Opening Keynote Speaker — Geoffrey Canada
Wednesday, May 16, 2017
Geoffrey Canada, author and Children's Advocate, founder of the Harlem Children’s Zone (HCZ), which The New York Times magazine called “one of the most ambitious social experiments of our time.” In October 2005, Canada was named one of “America’s Best Leaders” by US News and World Report. In 2014, he announced his retirement at the end of the school year, ensuring that he will continue to remain a passionate advocate for education and poverty issues.
Luncheon Keynote Speaker — Pedro Noguera
Thursday, May 17, 2017
Pedro Noguera is the Distinguished Professor of Education at the Graduate School of Education and Information Studies at UCLA. His research focuses on the ways in which schools are influenced by social and economic conditions, as well as by demographic trends in local, regional and global contexts. He is the author of eleven books and over 200 articles and monographs. He serves on the boards of numerous national and local organizations and appears as a regular commentator on educational issues on CNN, MSNBC, National Public Radio, and other national news outlets. Prior to joining the faculty at UCLA he served as a tenured professor and holder of endowed chairs at New York University (2003 – 2015) Harvard University (2000 – 2003) and the University of California, Berkeley (1990 – 2000). From 2009 – 2012 he served as a Trustee for the State University of New York (SUNY) as an appointee of the Governor. In 2014 he was elected to the National Academy of Education. Noguera recently received awards from the Center for the Advanced Study of the Behavioral Sciences, from the National Association of Secondary Principals, and from the McSilver Institute at NYU for his research and advocacy efforts aimed at fighting poverty.

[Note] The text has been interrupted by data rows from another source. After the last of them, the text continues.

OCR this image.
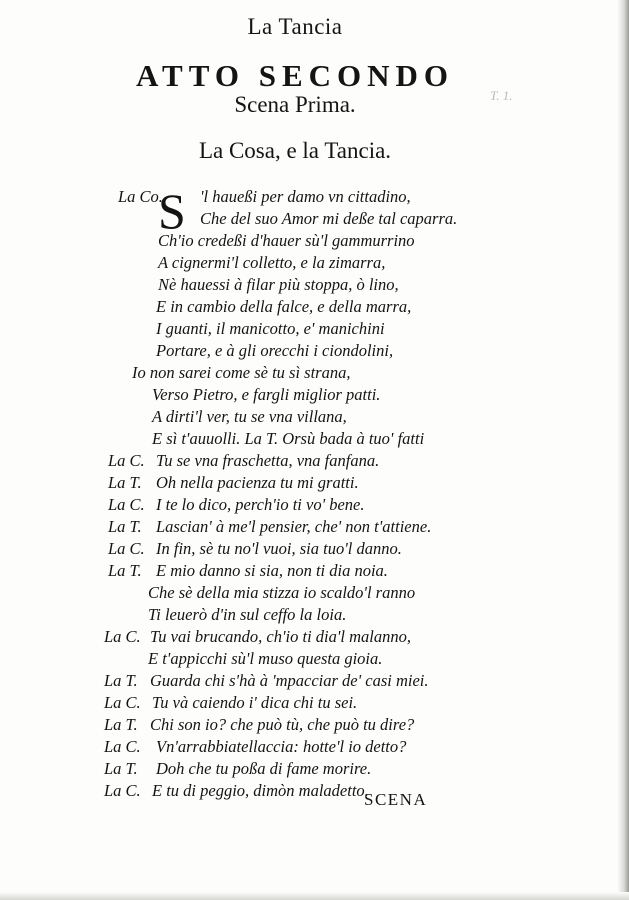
La Tancia
ATTO SECONDO
Scena Prima.	T. 1.
La Cosa, e la Tancia.
S
La Co. 'l haueßi per damo vn cittadino,
Che del suo Amor mi deße tal caparra.
Ch'io credeßi d'hauer sù'l gammurrino
A cignermi'l colletto, e la zimarra,
Nè hauessi à filar più stoppa, ò lino,
E in cambio della falce, e della marra,
I guanti, il manicotto, e' manichini
Portare, e à gli orecchi i ciondolini,
Io non sarei come sè tu sì strana,
Verso Pietro, e fargli miglior patti.
A dirti'l ver, tu se vna villana,
E sì t'auuolli. La T. Orsù bada à tuo' fatti
La C. Tu se vna fraschetta, vna fanfana.
La T. Oh nella pacienza tu mi gratti.
La C. I te lo dico, perch'io ti vo' bene.
La T. Lascian' à me'l pensier, che' non t'attiene.
La C. In fin, sè tu no'l vuoi, sia tuo'l danno.
La T. E mio danno si sia, non ti dia noia.
Che sè della mia stizza io scaldo'l ranno
Ti leuerò d'in sul ceffo la loia.
La C. Tu vai brucando, ch'io ti dia'l malanno,
E t'appicchi sù'l muso questa gioia.
La T. Guarda chi s'hà à 'mpacciar de' casi miei.
La C. Tu và caiendo i' dica chi tu sei.
La T. Chi son io? che può tù, che può tu dire?
La C. Vn'arrabbiatellaccia: hotte'l io detto?
La T. Doh che tu poßa di fame morire.
La C. E tu di peggio, dimòn maladetto.
SCENA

Closing Keynote Speaker - James Heckman
Friday, May 18, 2017
James J. Heckman is the Henry Shultz Distinguished Service Professor of Economics and Public Policy and Director of the Center for the Economics of Human Development at the University of Chicago. He has devoted his professional life to understanding the origins of major social and economic questions related to inequality, social mobility, discrimination, and the formation of skills and regulation in labor markets, as well as to devising and applying economically interpretable empirical strategies for understanding and addressing these questions. Heckman has published over 300 articles and 9 books on these topics. Heckman is the recipient of the Nobel Prize in Economics, the John Bates Clark Medal, the Jacob Mincer Award, the Dennis Aigner Award, the Ulysses Medal, the Theodore W. Schultz Award, the Gold Medal of the President of the Italian Republic, the Frisch Medal, the Dan David Prize, and is a Distinguished Fellow of the American Economic Association.